What this distribution is *not*:
- "Fully Secure", this is meant for offline desktop apps and games. If you need
  security over stability, such as for a Password Generator. Use something that
  provides the latest packages such as MSYS2.
- Minimalist, while it's not that big compressed, it'll definitely be bigger
  than an MSYS2 install with *only* the packages you need.

When porting my programs to Windows, I always found it frustrating that there
was no "stable" MinGW distribution. Plenty of rolling releases, but no stable.
My gripes with the other distros were:

MSYS2: Because it's a rolling release, I find myself running into unexpected API
	   changes. This is frustrating as it forces me to forcefully use a newer
	   library while on Linux. Not fun.

Cygwin: You ever tried using MinGW with Cygwin? There's no documentaton on *how*
        to use it, and i've never successfully gotten anything to build. If I
        needed to port a non-graphical unix program, it's good. But for
        graphical applications or games, it's a no go.

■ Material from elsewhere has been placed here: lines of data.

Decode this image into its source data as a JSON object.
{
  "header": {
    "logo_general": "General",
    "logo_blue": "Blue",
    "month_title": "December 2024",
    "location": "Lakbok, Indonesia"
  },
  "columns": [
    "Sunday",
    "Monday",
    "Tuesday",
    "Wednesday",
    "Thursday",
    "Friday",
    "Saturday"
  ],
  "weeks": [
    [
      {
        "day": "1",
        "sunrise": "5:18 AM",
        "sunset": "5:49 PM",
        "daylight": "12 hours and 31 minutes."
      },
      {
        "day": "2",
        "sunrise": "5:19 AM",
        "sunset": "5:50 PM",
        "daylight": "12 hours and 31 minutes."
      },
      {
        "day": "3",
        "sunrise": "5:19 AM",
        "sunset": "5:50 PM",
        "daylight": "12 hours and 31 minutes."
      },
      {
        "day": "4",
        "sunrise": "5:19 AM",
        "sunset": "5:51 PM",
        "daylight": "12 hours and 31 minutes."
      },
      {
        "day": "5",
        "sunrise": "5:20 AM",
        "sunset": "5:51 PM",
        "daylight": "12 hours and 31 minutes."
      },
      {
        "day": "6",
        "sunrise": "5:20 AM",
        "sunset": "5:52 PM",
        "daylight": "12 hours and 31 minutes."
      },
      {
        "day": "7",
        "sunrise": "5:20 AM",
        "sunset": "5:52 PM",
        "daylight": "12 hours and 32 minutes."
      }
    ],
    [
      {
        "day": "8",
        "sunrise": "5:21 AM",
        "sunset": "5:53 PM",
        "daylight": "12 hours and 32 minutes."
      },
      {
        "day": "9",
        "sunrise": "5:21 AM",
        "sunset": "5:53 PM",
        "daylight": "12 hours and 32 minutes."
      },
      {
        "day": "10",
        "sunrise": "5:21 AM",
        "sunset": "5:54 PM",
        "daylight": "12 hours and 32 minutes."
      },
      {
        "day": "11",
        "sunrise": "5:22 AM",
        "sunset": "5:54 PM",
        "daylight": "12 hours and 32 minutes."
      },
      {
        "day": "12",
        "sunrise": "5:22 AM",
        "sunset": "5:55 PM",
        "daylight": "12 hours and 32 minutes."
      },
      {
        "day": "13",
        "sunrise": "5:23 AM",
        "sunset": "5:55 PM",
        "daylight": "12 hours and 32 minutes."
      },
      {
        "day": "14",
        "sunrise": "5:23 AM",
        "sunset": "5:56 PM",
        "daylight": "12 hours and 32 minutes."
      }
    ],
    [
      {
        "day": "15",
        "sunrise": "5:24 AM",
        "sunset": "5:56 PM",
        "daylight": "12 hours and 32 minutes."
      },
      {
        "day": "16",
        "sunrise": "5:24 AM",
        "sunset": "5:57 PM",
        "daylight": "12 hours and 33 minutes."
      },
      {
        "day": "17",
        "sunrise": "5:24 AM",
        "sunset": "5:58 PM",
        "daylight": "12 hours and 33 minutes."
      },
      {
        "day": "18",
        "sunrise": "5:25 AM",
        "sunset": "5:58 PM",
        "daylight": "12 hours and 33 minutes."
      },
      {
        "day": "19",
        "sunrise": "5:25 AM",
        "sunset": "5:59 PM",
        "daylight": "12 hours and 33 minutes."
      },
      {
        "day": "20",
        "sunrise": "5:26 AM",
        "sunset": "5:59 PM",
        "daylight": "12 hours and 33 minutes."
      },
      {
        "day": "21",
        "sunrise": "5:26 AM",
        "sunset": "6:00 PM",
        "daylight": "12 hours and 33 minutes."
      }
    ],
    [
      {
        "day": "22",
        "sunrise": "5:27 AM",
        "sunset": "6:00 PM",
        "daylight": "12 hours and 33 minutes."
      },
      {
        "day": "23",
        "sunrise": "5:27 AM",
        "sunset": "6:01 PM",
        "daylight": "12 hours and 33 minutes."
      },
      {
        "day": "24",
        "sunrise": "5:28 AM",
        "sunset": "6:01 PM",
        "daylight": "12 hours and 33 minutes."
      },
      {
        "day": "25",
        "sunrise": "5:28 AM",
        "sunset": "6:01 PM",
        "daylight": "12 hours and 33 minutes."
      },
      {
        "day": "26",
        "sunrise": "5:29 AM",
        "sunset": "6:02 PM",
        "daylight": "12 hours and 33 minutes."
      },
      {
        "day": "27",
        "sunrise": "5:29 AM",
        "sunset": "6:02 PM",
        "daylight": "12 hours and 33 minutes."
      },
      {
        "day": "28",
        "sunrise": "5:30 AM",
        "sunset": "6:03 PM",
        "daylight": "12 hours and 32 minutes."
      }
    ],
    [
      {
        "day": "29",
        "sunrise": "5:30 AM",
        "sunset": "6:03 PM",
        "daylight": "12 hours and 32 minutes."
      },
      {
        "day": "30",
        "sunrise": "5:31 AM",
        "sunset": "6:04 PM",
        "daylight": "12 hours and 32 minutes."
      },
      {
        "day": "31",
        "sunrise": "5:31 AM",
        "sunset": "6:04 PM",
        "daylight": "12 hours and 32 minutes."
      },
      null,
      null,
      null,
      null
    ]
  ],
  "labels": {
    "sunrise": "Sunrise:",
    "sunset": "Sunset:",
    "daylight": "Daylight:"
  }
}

I then looked at the more "vanilla" MinGW builds, many of them included their
own software on top of the distribution. Which is mostly fine, but I wanted to
choose my own software.

And thus, I began the journey of making my own MinGW Distro.
	Q: Why not cross-compile from Linux?
	A: Virtual Machines are cheap, and cross-compilation is a pain in the ass.
	Q: Why not use the Visual Studio tools instead of MinGW?
	A: I'm more familiar with GCC than I am with Cl or Clang. I prefer the more
	   "unix" way of how the folder structure is laid out. Not to mention, many
	   libraries require gcc or bash to even build.
	Q: Isn't this not the best for security?
	A: If your application needs security over stability, I highly recommend
	   MSYS2. This is mainly for offline desktop apps and games, where security
	   doesn't really matter much.
	Q: Why are binaries not stripped?
	A: To retain the debuginfo so you can more easily get backtraces. Useful for
	   users too, so they can *give* you said backtraces.
	Q: Can I add a package to this distribution?
	A: Sure! Look at PORTING.txt for more details on how to get your port
	Q: Can I use this in proprietary/commercial software?
	A: Each library has it's own License. But all the scripts here are licensed
	   under Apache-2.0, so, for those, you can.